Faith Hill's Hope & Joy
Taking a Break
This Thanksgiving, as places are set at their suburban Nashville table for the kith and kin of Faith Hill and husband Tim McGraw, Hill will be consulting her mother's time-tested recipes for gravy and corn bread in order to prepare "the one meal I do really, really well." Three daughters with ever-changing tastes, ages 11, 10, and 6, have each put in requests. "Gracie's fave is butter beans, Audrey's is green beans, Maggie's is peas. So I have to make all of those."
Or else. Last year the hit-maker, who had three consecutive albums debut at number one on both Billboard 200 and Billboard Country, ran out of time and blew off the pecan pie. "Maggie was devastated," Hill reports.
So here she is, on a morning in high August, already thinking about Thanksgiving menus, even though the apples for holiday pies still hang, heavy and ripe, on the trees lining the drive of the family's farm 45 minutes outside Nashville. Dressed in bright green running shorts, a T-shirt, and comfy Asics trainers -- "my usual casual," she says -- Hill looks far younger than her 41 years as she sits on her screened porch and muses about the domestic gridlock familiar to every working mom. In her case the juggling includes two high-profile careers, three sets of teacher conferences and sports schedules, family pets including dogs and horses, an imminent move to a new home being built closer to town, her just-released holiday album, Joy to the World, and a televised performance of the album's music on PBS's Soundstage, to air Thanksgiving weekend.
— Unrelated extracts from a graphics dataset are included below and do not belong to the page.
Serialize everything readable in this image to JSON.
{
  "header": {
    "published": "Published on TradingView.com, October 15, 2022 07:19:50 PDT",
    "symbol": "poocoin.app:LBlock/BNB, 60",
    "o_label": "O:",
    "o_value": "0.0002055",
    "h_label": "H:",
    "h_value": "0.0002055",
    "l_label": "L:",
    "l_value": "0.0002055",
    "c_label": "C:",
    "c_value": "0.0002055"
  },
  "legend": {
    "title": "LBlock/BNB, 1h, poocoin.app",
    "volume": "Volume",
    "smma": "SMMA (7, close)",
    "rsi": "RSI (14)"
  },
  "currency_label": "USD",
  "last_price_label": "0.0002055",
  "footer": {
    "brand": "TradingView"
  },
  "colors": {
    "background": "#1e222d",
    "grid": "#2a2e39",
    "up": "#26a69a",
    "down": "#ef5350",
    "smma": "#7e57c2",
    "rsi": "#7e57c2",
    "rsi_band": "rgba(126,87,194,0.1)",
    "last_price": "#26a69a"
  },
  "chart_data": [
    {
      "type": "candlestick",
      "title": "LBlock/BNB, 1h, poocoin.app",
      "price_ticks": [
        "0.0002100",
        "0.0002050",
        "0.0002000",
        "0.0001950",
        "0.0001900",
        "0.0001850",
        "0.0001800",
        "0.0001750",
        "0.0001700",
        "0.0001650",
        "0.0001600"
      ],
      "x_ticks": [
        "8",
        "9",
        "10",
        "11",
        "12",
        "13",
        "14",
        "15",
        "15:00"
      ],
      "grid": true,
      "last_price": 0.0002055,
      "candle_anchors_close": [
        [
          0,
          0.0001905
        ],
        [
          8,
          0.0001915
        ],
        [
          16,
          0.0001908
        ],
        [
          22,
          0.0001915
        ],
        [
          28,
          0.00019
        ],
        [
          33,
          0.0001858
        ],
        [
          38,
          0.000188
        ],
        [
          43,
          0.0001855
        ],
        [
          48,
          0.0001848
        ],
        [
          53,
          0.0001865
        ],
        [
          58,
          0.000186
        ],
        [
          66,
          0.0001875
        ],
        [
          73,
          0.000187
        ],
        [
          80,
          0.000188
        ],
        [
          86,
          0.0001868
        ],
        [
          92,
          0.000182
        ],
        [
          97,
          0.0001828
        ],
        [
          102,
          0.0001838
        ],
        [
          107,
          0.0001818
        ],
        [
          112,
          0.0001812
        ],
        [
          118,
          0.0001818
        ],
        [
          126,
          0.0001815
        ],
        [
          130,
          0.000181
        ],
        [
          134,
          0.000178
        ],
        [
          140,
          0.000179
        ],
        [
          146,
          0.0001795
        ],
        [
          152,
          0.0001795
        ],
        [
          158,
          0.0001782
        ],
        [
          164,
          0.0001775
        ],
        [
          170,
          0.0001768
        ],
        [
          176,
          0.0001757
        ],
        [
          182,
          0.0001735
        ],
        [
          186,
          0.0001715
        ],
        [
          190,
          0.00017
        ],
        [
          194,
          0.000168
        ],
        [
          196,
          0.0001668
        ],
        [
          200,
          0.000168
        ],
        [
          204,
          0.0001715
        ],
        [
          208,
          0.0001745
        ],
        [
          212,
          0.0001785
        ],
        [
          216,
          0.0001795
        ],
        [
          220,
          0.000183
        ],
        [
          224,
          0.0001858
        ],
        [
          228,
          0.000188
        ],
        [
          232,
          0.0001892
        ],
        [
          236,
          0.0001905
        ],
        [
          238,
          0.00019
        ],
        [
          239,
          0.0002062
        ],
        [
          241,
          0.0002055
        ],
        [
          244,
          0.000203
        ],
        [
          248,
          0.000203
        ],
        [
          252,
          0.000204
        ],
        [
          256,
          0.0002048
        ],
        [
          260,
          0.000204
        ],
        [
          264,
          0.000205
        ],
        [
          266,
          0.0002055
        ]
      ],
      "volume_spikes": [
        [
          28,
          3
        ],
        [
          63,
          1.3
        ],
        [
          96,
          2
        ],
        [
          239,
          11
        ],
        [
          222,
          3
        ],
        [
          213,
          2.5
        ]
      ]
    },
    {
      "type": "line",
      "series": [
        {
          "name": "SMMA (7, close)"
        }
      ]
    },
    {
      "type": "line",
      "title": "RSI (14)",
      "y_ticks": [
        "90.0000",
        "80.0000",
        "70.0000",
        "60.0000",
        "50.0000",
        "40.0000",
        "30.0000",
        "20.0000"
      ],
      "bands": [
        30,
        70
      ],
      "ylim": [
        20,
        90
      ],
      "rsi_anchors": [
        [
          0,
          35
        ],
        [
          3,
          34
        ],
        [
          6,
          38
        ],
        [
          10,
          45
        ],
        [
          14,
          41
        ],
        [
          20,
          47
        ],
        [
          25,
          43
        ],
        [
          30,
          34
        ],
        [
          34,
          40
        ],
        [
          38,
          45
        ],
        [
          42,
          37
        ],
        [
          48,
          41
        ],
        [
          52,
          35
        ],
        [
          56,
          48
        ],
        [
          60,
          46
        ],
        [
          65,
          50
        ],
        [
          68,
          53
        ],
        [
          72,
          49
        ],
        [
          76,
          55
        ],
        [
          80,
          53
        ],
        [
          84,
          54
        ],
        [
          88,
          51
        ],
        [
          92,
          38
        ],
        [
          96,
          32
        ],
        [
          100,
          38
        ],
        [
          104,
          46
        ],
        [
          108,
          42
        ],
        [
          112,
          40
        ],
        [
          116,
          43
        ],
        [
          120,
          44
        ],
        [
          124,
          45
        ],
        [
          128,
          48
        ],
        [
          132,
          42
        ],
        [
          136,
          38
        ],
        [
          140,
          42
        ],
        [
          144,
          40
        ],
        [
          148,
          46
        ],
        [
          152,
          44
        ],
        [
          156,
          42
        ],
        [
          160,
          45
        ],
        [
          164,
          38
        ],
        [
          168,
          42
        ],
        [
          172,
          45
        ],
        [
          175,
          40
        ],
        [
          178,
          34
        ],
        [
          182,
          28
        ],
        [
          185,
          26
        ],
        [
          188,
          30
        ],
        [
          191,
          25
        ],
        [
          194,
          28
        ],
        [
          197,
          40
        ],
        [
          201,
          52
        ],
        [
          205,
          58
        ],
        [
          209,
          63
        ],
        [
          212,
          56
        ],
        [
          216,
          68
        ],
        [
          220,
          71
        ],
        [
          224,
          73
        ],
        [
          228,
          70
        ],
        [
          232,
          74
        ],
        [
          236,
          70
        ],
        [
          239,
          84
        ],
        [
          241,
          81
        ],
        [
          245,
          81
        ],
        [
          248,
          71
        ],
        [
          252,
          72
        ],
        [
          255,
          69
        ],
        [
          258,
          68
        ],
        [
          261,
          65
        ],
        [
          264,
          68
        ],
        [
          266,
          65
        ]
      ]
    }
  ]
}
All morning long Hill has been making detailed entries in a black ruled notebook with columns headed "Tim," "Faith," and "The Girls." The book is her hedge against chaos. After a recent "totally relaxing" family vacation in Europe, including a week and a half on a chartered boat exploring remote fishing villages in Italy -- the couple's first summer off after their 2006 and 2007 Soul2Soul summer tours -- Hill is determined to get organized. "I've felt myself drowning in my day-to-day activities," she says. "I'm constantly chasing the ball, trying to catch up. I don't want to live like that anymore. It's too exhausting."
One step toward sanity? Scaling back somewhat on her career, including not touring during the school year. "My schedule now is completely based around the girls' schedules -- down to the parent meetings, field trips, sports schedules. The idea of not being able to be there for the girls if Tim and I both had to be away at the same time..." She thumps the black book with her palm. "I couldn't handle it."